From spare ribs to salmon, braising combines a range of culinary tools to show off the natural qualities of an ingredient.
Showcasing a great cut of meat can be challenging, especially if you’re working with a tough variety like beef shank or brisket. The classic technique of braising aims to lock in the flavor of an ingredient while cooking it slowly enough to achieve ultimate tenderness.
Braising typically begins with a cut of meat such as beef, pork, lamb, or chicken, but the method can also be used for seafood and some heartier vegetables. On a basic level, the seasoned meat is seared at medium heat in a large pan or dutch oven and then simmered at a low temperature with the deglazing liquid and a mix of vegetables or aromatics.
The low and slow cooking time allows the meat to fall right off the bone without losing its flavor or moisture during the long cooking process. Even less expensive cuts like pork chops, chicken thighs, and beef chuck benefit from braising.
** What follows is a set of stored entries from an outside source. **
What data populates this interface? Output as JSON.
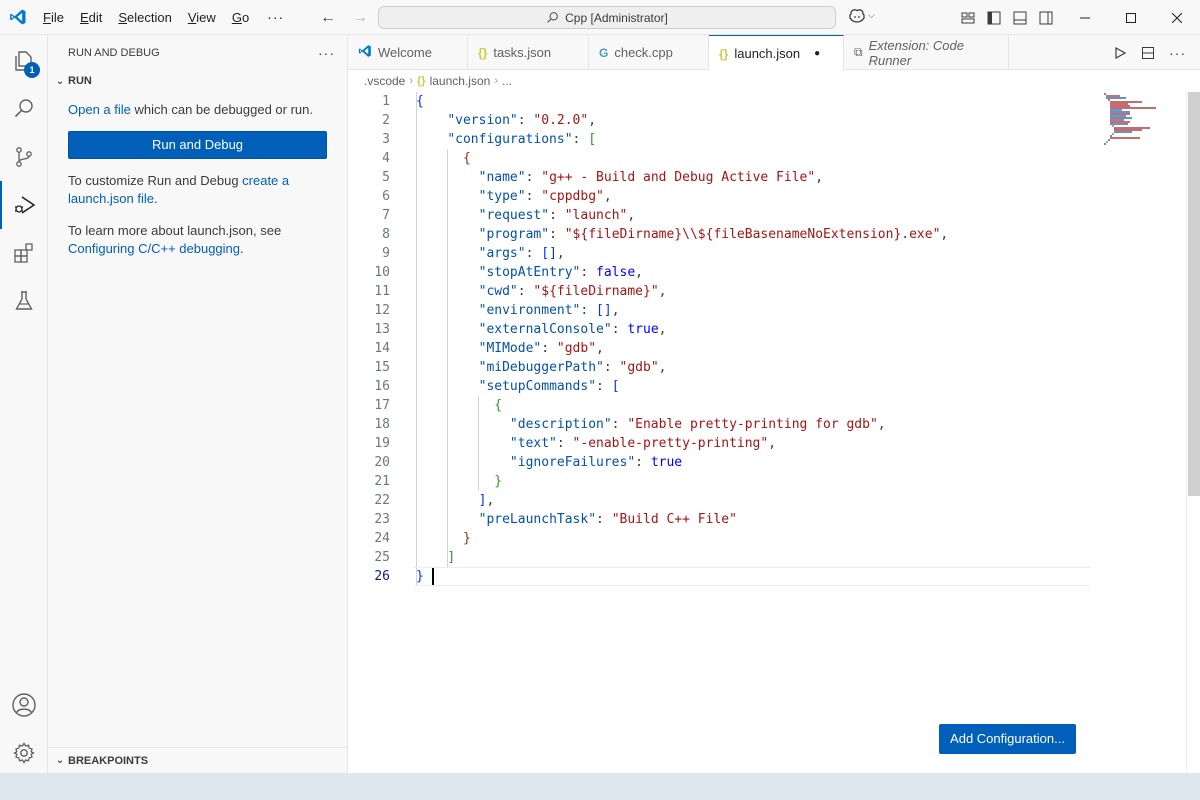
{
  "titlebar": {
    "menu": [
      {
        "u": "F",
        "rest": "ile"
      },
      {
        "u": "E",
        "rest": "dit"
      },
      {
        "u": "S",
        "rest": "election"
      },
      {
        "u": "V",
        "rest": "iew"
      },
      {
        "u": "G",
        "rest": "o"
      }
    ],
    "more": "···",
    "search_text": "Cpp [Administrator]"
  },
  "activity_bar": {
    "explorer_badge": "1"
  },
  "sidebar": {
    "header": "RUN AND DEBUG",
    "header_more": "···",
    "section_run": "RUN",
    "open_file_link": "Open a file",
    "open_file_rest": " which can be debugged or run.",
    "run_button": "Run and Debug",
    "customize_text": "To customize Run and Debug ",
    "customize_link": "create a launch.json file",
    "customize_end": ".",
    "learn_text": "To learn more about launch.json, see ",
    "learn_link": "Configuring C/C++ debugging",
    "learn_end": ".",
    "breakpoints": "BREAKPOINTS"
  },
  "tabs": [
    {
      "label": "Welcome",
      "icon": "vscode-icon"
    },
    {
      "label": "tasks.json",
      "icon": "json-icon"
    },
    {
      "label": "check.cpp",
      "icon": "cpp-icon"
    },
    {
      "label": "launch.json",
      "icon": "json-icon",
      "active": true,
      "dirty": true
    },
    {
      "label": "Extension: Code Runner",
      "icon": "extension-icon"
    }
  ],
  "breadcrumb": {
    "folder": ".vscode",
    "file": "launch.json",
    "tail": "..."
  },
  "code": {
    "current_line": 26,
    "lines": [
      {
        "n": "1",
        "parts": [
          {
            "c": "br1",
            "t": "{"
          }
        ]
      },
      {
        "n": "2",
        "parts": [
          {
            "c": "p",
            "t": "    "
          },
          {
            "c": "k",
            "t": "\"version\""
          },
          {
            "c": "p",
            "t": ": "
          },
          {
            "c": "s",
            "t": "\"0.2.0\""
          },
          {
            "c": "p",
            "t": ","
          }
        ]
      },
      {
        "n": "3",
        "parts": [
          {
            "c": "p",
            "t": "    "
          },
          {
            "c": "k",
            "t": "\"configurations\""
          },
          {
            "c": "p",
            "t": ": "
          },
          {
            "c": "br2",
            "t": "["
          }
        ]
      },
      {
        "n": "4",
        "parts": [
          {
            "c": "p",
            "t": "      "
          },
          {
            "c": "br3",
            "t": "{"
          }
        ]
      },
      {
        "n": "5",
        "parts": [
          {
            "c": "p",
            "t": "        "
          },
          {
            "c": "k",
            "t": "\"name\""
          },
          {
            "c": "p",
            "t": ": "
          },
          {
            "c": "s",
            "t": "\"g++ - Build and Debug Active File\""
          },
          {
            "c": "p",
            "t": ","
          }
        ]
      },
      {
        "n": "6",
        "parts": [
          {
            "c": "p",
            "t": "        "
          },
          {
            "c": "k",
            "t": "\"type\""
          },
          {
            "c": "p",
            "t": ": "
          },
          {
            "c": "s",
            "t": "\"cppdbg\""
          },
          {
            "c": "p",
            "t": ","
          }
        ]
      },
      {
        "n": "7",
        "parts": [
          {
            "c": "p",
            "t": "        "
          },
          {
            "c": "k",
            "t": "\"request\""
          },
          {
            "c": "p",
            "t": ": "
          },
          {
            "c": "s",
            "t": "\"launch\""
          },
          {
            "c": "p",
            "t": ","
          }
        ]
      },
      {
        "n": "8",
        "parts": [
          {
            "c": "p",
            "t": "        "
          },
          {
            "c": "k",
            "t": "\"program\""
          },
          {
            "c": "p",
            "t": ": "
          },
          {
            "c": "s",
            "t": "\"${fileDirname}\\\\${fileBasenameNoExtension}.exe\""
          },
          {
            "c": "p",
            "t": ","
          }
        ]
      },
      {
        "n": "9",
        "parts": [
          {
            "c": "p",
            "t": "        "
          },
          {
            "c": "k",
            "t": "\"args\""
          },
          {
            "c": "p",
            "t": ": "
          },
          {
            "c": "br1",
            "t": "[]"
          },
          {
            "c": "p",
            "t": ","
          }
        ]
      },
      {
        "n": "10",
        "parts": [
          {
            "c": "p",
            "t": "        "
          },
          {
            "c": "k",
            "t": "\"stopAtEntry\""
          },
          {
            "c": "p",
            "t": ": "
          },
          {
            "c": "b",
            "t": "false"
          },
          {
            "c": "p",
            "t": ","
          }
        ]
      },
      {
        "n": "11",
        "parts": [
          {
            "c": "p",
            "t": "        "
          },
          {
            "c": "k",
            "t": "\"cwd\""
          },
          {
            "c": "p",
            "t": ": "
          },
          {
            "c": "s",
            "t": "\"${fileDirname}\""
          },
          {
            "c": "p",
            "t": ","
          }
        ]
      },
      {
        "n": "12",
        "parts": [
          {
            "c": "p",
            "t": "        "
          },
          {
            "c": "k",
            "t": "\"environment\""
          },
          {
            "c": "p",
            "t": ": "
          },
          {
            "c": "br1",
            "t": "[]"
          },
          {
            "c": "p",
            "t": ","
          }
        ]
      },
      {
        "n": "13",
        "parts": [
          {
            "c": "p",
            "t": "        "
          },
          {
            "c": "k",
            "t": "\"externalConsole\""
          },
          {
            "c": "p",
            "t": ": "
          },
          {
            "c": "b",
            "t": "true"
          },
          {
            "c": "p",
            "t": ","
          }
        ]
      },
      {
        "n": "14",
        "parts": [
          {
            "c": "p",
            "t": "        "
          },
          {
            "c": "k",
            "t": "\"MIMode\""
          },
          {
            "c": "p",
            "t": ": "
          },
          {
            "c": "s",
            "t": "\"gdb\""
          },
          {
            "c": "p",
            "t": ","
          }
        ]
      },
      {
        "n": "15",
        "parts": [
          {
            "c": "p",
            "t": "        "
          },
          {
            "c": "k",
            "t": "\"miDebuggerPath\""
          },
          {
            "c": "p",
            "t": ": "
          },
          {
            "c": "s",
            "t": "\"gdb\""
          },
          {
            "c": "p",
            "t": ","
          }
        ]
      },
      {
        "n": "16",
        "parts": [
          {
            "c": "p",
            "t": "        "
          },
          {
            "c": "k",
            "t": "\"setupCommands\""
          },
          {
            "c": "p",
            "t": ": "
          },
          {
            "c": "br1",
            "t": "["
          }
        ]
      },
      {
        "n": "17",
        "parts": [
          {
            "c": "p",
            "t": "          "
          },
          {
            "c": "br2",
            "t": "{"
          }
        ]
      },
      {
        "n": "18",
        "parts": [
          {
            "c": "p",
            "t": "            "
          },
          {
            "c": "k",
            "t": "\"description\""
          },
          {
            "c": "p",
            "t": ": "
          },
          {
            "c": "s",
            "t": "\"Enable pretty-printing for gdb\""
          },
          {
            "c": "p",
            "t": ","
          }
        ]
      },
      {
        "n": "19",
        "parts": [
          {
            "c": "p",
            "t": "            "
          },
          {
            "c": "k",
            "t": "\"text\""
          },
          {
            "c": "p",
            "t": ": "
          },
          {
            "c": "s",
            "t": "\"-enable-pretty-printing\""
          },
          {
            "c": "p",
            "t": ","
          }
        ]
      },
      {
        "n": "20",
        "parts": [
          {
            "c": "p",
            "t": "            "
          },
          {
            "c": "k",
            "t": "\"ignoreFailures\""
          },
          {
            "c": "p",
            "t": ": "
          },
          {
            "c": "b",
            "t": "true"
          }
        ]
      },
      {
        "n": "21",
        "parts": [
          {
            "c": "p",
            "t": "          "
          },
          {
            "c": "br2",
            "t": "}"
          }
        ]
      },
      {
        "n": "22",
        "parts": [
          {
            "c": "p",
            "t": "        "
          },
          {
            "c": "br1",
            "t": "]"
          },
          {
            "c": "p",
            "t": ","
          }
        ]
      },
      {
        "n": "23",
        "parts": [
          {
            "c": "p",
            "t": "        "
          },
          {
            "c": "k",
            "t": "\"preLaunchTask\""
          },
          {
            "c": "p",
            "t": ": "
          },
          {
            "c": "s",
            "t": "\"Build C++ File\""
          }
        ]
      },
      {
        "n": "24",
        "parts": [
          {
            "c": "p",
            "t": "      "
          },
          {
            "c": "br3",
            "t": "}"
          }
        ]
      },
      {
        "n": "25",
        "parts": [
          {
            "c": "p",
            "t": "    "
          },
          {
            "c": "br2",
            "t": "]"
          }
        ]
      },
      {
        "n": "26",
        "parts": [
          {
            "c": "br1",
            "t": "}"
          }
        ]
      }
    ]
  },
  "editor": {
    "add_configuration": "Add Configuration..."
  },
  "colors": {
    "accent": "#005fb8",
    "json_key": "#0451a5",
    "json_string": "#a31515",
    "json_literal": "#0000ff"
  }
}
The process allows any thick connective tissue to break down, making even the toughest cuts great candidates for this process.
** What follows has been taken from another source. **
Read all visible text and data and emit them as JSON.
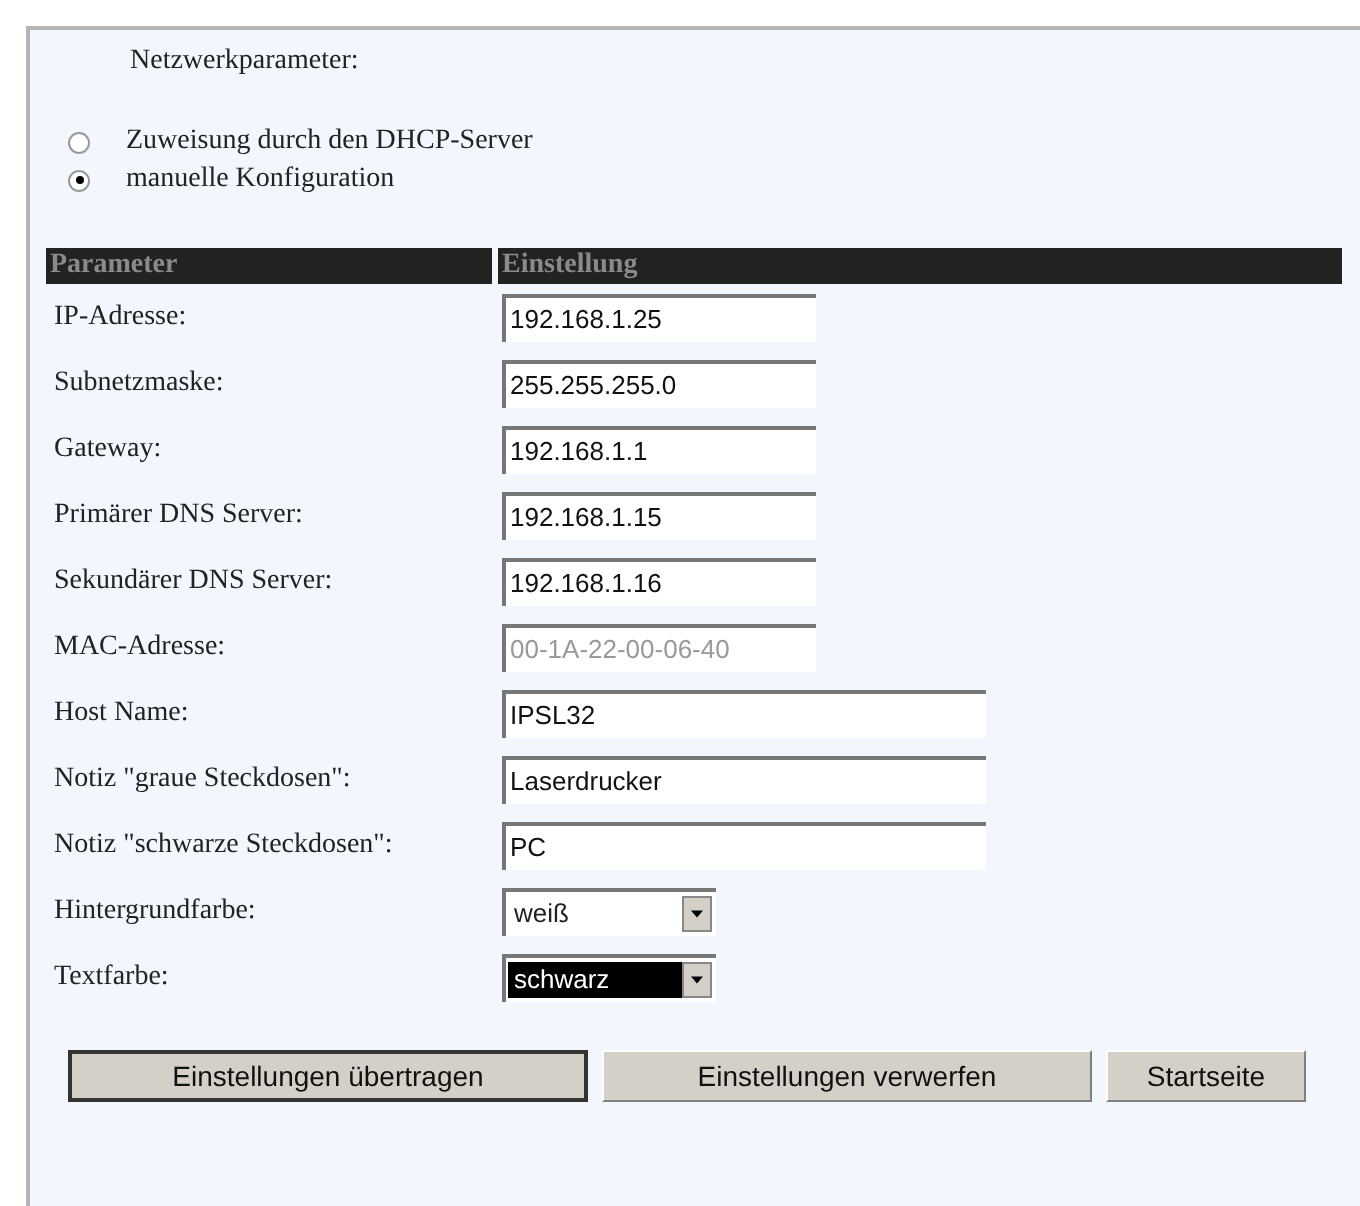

Step-by-Step Tips for Braising
While there are many varieties to properly braise—from the deglazing liquid to presentation—here are the basic steps for braising a cut of meat.
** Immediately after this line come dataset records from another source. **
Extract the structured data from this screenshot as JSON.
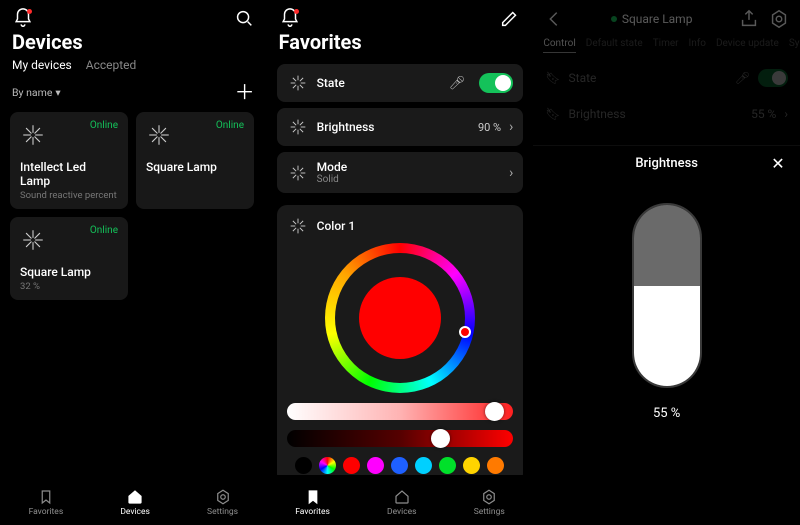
{
  "screen1": {
    "title": "Devices",
    "tabs": [
      "My devices",
      "Accepted"
    ],
    "activeTab": 0,
    "sortLabel": "By name",
    "devices": [
      {
        "name": "Intellect Led Lamp",
        "subtitle": "Sound reactive percent",
        "status": "Online"
      },
      {
        "name": "Square Lamp",
        "subtitle": "",
        "status": "Online"
      },
      {
        "name": "Square Lamp",
        "subtitle": "32  %",
        "status": "Online"
      }
    ],
    "nav": {
      "favorites": "Favorites",
      "devices": "Devices",
      "settings": "Settings",
      "active": "devices"
    }
  },
  "screen2": {
    "title": "Favorites",
    "rows": {
      "state": {
        "label": "State",
        "on": true
      },
      "brightness": {
        "label": "Brightness",
        "value": "90 %"
      },
      "mode": {
        "label": "Mode",
        "value": "Solid"
      },
      "color": {
        "label": "Color 1"
      }
    },
    "swatches": [
      "#000000",
      "rainbow",
      "#ff0000",
      "#ff00ff",
      "#1e60ff",
      "#00d0ff",
      "#00e02a",
      "#ffd400",
      "#ff7a00"
    ],
    "slider1_knob_pct": 92,
    "slider2_knob_pct": 68,
    "nav": {
      "favorites": "Favorites",
      "devices": "Devices",
      "settings": "Settings",
      "active": "favorites"
    }
  },
  "screen3": {
    "deviceName": "Square Lamp",
    "tabs": [
      "Control",
      "Default state",
      "Timer",
      "Info",
      "Device update",
      "Sync"
    ],
    "activeTab": 0,
    "behind": {
      "state": {
        "label": "State",
        "on": true
      },
      "brightness": {
        "label": "Brightness",
        "value": "55 %"
      }
    },
    "sheet": {
      "title": "Brightness",
      "percent": 55,
      "valueText": "55  %"
    }
  }
}
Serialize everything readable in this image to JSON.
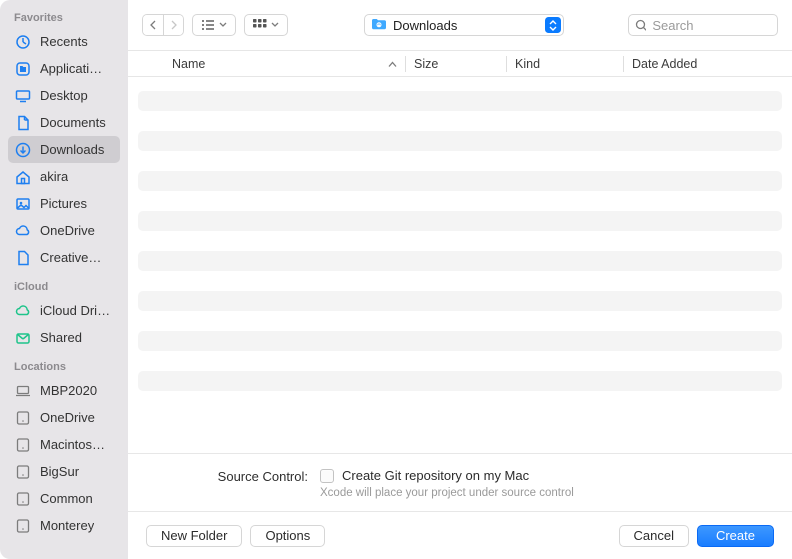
{
  "sidebar": {
    "sections": [
      {
        "title": "Favorites",
        "items": [
          {
            "id": "recents",
            "label": "Recents",
            "icon": "clock"
          },
          {
            "id": "applications",
            "label": "Applicati…",
            "icon": "app"
          },
          {
            "id": "desktop",
            "label": "Desktop",
            "icon": "desktop"
          },
          {
            "id": "documents",
            "label": "Documents",
            "icon": "doc"
          },
          {
            "id": "downloads",
            "label": "Downloads",
            "icon": "download",
            "selected": true
          },
          {
            "id": "akira",
            "label": "akira",
            "icon": "home"
          },
          {
            "id": "pictures",
            "label": "Pictures",
            "icon": "pictures"
          },
          {
            "id": "onedrive",
            "label": "OneDrive",
            "icon": "cloud"
          },
          {
            "id": "creative",
            "label": "Creative…",
            "icon": "file"
          }
        ]
      },
      {
        "title": "iCloud",
        "items": [
          {
            "id": "icloud",
            "label": "iCloud Dri…",
            "icon": "cloud-green"
          },
          {
            "id": "shared",
            "label": "Shared",
            "icon": "shared-green"
          }
        ]
      },
      {
        "title": "Locations",
        "items": [
          {
            "id": "mbp2020",
            "label": "MBP2020",
            "icon": "laptop"
          },
          {
            "id": "onedrive-loc",
            "label": "OneDrive",
            "icon": "disk"
          },
          {
            "id": "macintosh",
            "label": "Macintos…",
            "icon": "disk"
          },
          {
            "id": "bigsur",
            "label": "BigSur",
            "icon": "disk"
          },
          {
            "id": "common",
            "label": "Common",
            "icon": "disk"
          },
          {
            "id": "monterey",
            "label": "Monterey",
            "icon": "disk"
          }
        ]
      }
    ]
  },
  "toolbar": {
    "current_location": "Downloads",
    "search_placeholder": "Search"
  },
  "headers": {
    "name": "Name",
    "size": "Size",
    "kind": "Kind",
    "date_added": "Date Added",
    "sort_column": "name",
    "sort_dir": "asc"
  },
  "file_rows": [
    0,
    1,
    2,
    3,
    4,
    5,
    6,
    7
  ],
  "source_control": {
    "label": "Source Control:",
    "checkbox_label": "Create Git repository on my Mac",
    "note": "Xcode will place your project under source control",
    "checked": false
  },
  "footer": {
    "new_folder": "New Folder",
    "options": "Options",
    "cancel": "Cancel",
    "create": "Create"
  },
  "colors": {
    "accent": "#0a7bff",
    "sidebar_bg": "#e7e5e8",
    "icon_blue": "#1e7ff0",
    "icon_green": "#1ec48a"
  }
}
- Heat a fat such as oil or butter in a dutch oven on high.
- Season each side of your meat and add it to the fat, making sure not to crowd the pan.
- Sear the meat on each side until it achieves a deep golden-brown exterior. Remove from the pan and set aside.
- Add aromatics, mirepoix, or root vegetables to your pan and pour in a deglazing liquid. Popular choices include broth, wine, or soy sauce. Scrape the bottom of the pan with a wooden spoon to combine the liquid and remaining meat and fat.
- Return the meat to the pan, cover, and cook either on the stove at low heat or in the oven at 300 degrees Fahrenheit for an hour (or more, depending on the cut of meat).
- When the meat pulls apart effortlessly with a fork, it is ready to serve.
Above all, braising allows club chefs to hone the natural flavors of a cut of meat or earthy vegetable while showcasing a wide range of flavor profiles.